The “Occupy Wall Street” events springing up in cities nationwide is being embraced by some leading Democrats, who see the gatherings as a grass-roots response to corporate greed.

On ABC’s “Top Line” today, Rep. Jackie Speier, D-Calif., likened the protests to the demonstrations that roiled the Arab world – and even helped topple some governments – earlier this year.

“We’re taking a page from the Arab Spring in some respects. I think all Americans are deeply disturbed that Wall Street got off with not one accusation, not one person going to jail,” Speier told us.

“Nothing has happened so far. And I think people are deeply disturbed, and we all have to remember that we’re in this mess today because Wall Street got greedy. Because credit default swaps became the rage, because no one had any skin in the game, and so you were just churning and churning and churning and churning,” she added.

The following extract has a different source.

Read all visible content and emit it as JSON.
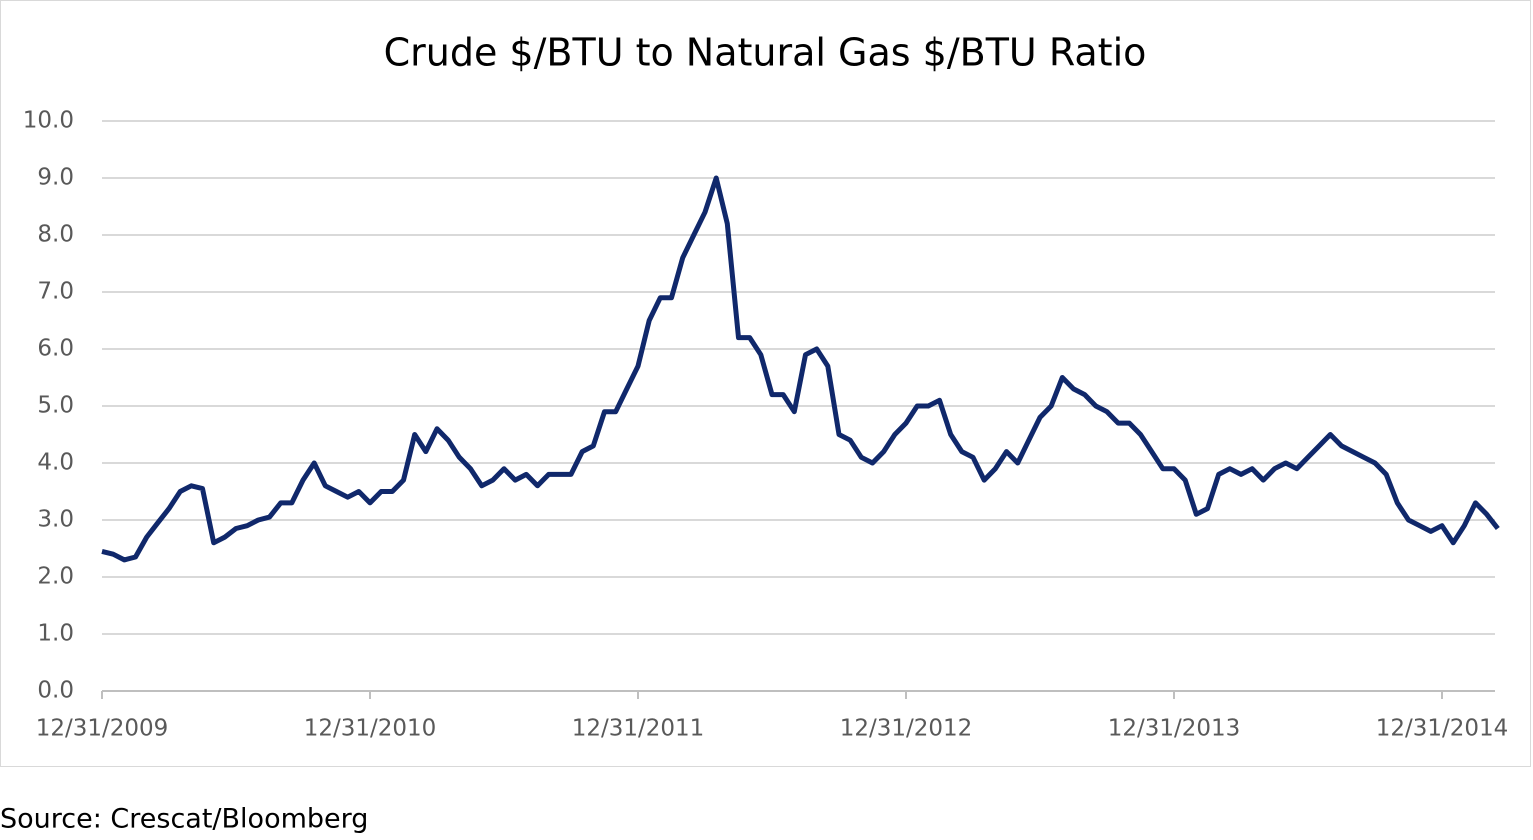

“I think that they have lost their moral compass, and I think that’s what you’re hearing from the people who are just coming together in disgust, in fear, in anger.”

Speier said she will seek to press her colleagues to find a way for Congress to require banks to allow individuals who have been foreclosed on to stay in their homes.

“I think that what we can do is basically say, if you banks want to continue to get money from the Fed at next-to-nothing in interest rates, then in order to do that, you’re gonna have to service these foreclosed homes in a way that would allow these people to stay in their homes and rework and modify those loans so they can stay in their homes and continue to move on with their lives. Foreclosing homes is not good for the community, it is not good for the home owners obviously, and it’s just not good for America.”

Speier also applauded President Obama for pushing for a comprehensive jobs package, while acknowledging that it has no realistic chance of passing the GOP-controlled House of Representatives.

“We don’t control the majority, that’s pretty obvious, and so whatever our agenda is is not going to be the top of the Republicans’ agenda,” she said.

She said she expects pieces of the package – including the closing of tax loopholes, and infrastructure investments – to be broken off and passed piecemeal.

“I think at some point that’s what will happen. There will be pieces that will come together, but it’s gotta be a package that makes it for Americans,” she said.

Also today, we checked in ABC News pollster Gary Langer about the impact of Gov. Chris Christie’s decision to still stay out of the 2012 presidential race. The new ABC News/Washington Post poll demonstrated how difficult a Christie run would have been, he said.

“I think we’re all set for Northeastern governors,” Langer told us. “There’s a vacuum in the race for the Republican nomination for president, but it’s not in the Chris Christie wing, if you will, of the party. it is in the hard-conservative wing of the party.”